Caffeine has a stimulating effect and can therefore cause sleep problems. If this affects you, you should avoid drinks containing caffeine, such as coffee, black tea and cola, after lunch. Have you considered a caffeine-free alternative? Decaffeinated coffee, e.g. decaffeinated or NESCAFÉ Gold is easily digestible.
Tryptophan encourages sleep
The amino acid tryptophan is a key component of the “good mood substance??? serotonin, which plays an important role in helping us to fall asleep and stay asleep. Foods containing tryptophan, such as nuts, meat and fish, and milk-based products like quark and cheese can support healthy sleep. Food with a high carbohydrate content, such as cereals, sugar, potatoes and rice, can also boost the production of serotonin in the body.
Tip: before going to bed, have a cup of hot chocolate or cocoa made with milk and, for example, NESQUIK or NESTLÉ Finest Hot Chocolate. Cocoa contains tryptophan. The sugar in the chocolate or cocoa powder also ensures that the tryptophan reaches the brain and is then available for the production of serotonin.
More tips for a healthy sleep pattern
Sometimes, it does not take much to get back into a healthy sleep routine. Create the right conditions by following these tips:
- Get up at the same time each day whenever possible, even at the weekends and on holiday.
- Do not eat or work on business documents while you are in bed.
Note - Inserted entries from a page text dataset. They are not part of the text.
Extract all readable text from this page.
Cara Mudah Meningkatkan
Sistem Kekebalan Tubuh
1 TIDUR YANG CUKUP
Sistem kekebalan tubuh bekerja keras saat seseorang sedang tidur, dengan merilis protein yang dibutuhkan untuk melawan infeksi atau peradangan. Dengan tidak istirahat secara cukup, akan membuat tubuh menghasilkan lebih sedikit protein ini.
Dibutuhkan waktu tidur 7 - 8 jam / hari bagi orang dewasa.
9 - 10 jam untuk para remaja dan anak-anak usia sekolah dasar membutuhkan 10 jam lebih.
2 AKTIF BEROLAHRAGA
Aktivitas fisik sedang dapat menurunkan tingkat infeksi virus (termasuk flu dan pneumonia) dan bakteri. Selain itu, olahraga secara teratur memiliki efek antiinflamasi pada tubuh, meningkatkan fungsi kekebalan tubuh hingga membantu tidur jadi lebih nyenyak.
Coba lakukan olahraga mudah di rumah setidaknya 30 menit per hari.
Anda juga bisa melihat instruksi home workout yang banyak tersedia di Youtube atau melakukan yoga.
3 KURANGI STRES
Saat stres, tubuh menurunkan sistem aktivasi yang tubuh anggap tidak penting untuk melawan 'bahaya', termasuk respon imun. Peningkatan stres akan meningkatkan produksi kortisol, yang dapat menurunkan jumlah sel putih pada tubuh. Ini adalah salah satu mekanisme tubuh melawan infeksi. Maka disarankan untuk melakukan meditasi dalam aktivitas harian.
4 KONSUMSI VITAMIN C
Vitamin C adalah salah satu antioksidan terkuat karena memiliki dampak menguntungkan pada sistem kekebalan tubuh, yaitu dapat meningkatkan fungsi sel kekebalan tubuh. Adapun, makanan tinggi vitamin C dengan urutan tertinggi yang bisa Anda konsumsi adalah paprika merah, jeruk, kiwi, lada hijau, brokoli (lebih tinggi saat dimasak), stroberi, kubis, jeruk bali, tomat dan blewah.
Otherwise, your digestive organs or brain will be unable to relax. This prevents you from falling asleep.
- Avoid taking afternoon naps if you have trouble sleeping at night, unless absolutely necessary.
- A warm bath or relaxation exercises before bed can work wonders.
- Sleep in a quiet, dark room. The temperature in your bedroom should be lower than 18 °C.
- If you have problems sleeping, it is best to go to bed only when you actually feel tired – not when you think you ought to go to bed.
- If you are unable to sleep, get up again. Do not go back to bed until you genuinely feel tired. Otherwise you will only become restless trying to sleep and this will make you subconsciously see your bed in a negative light.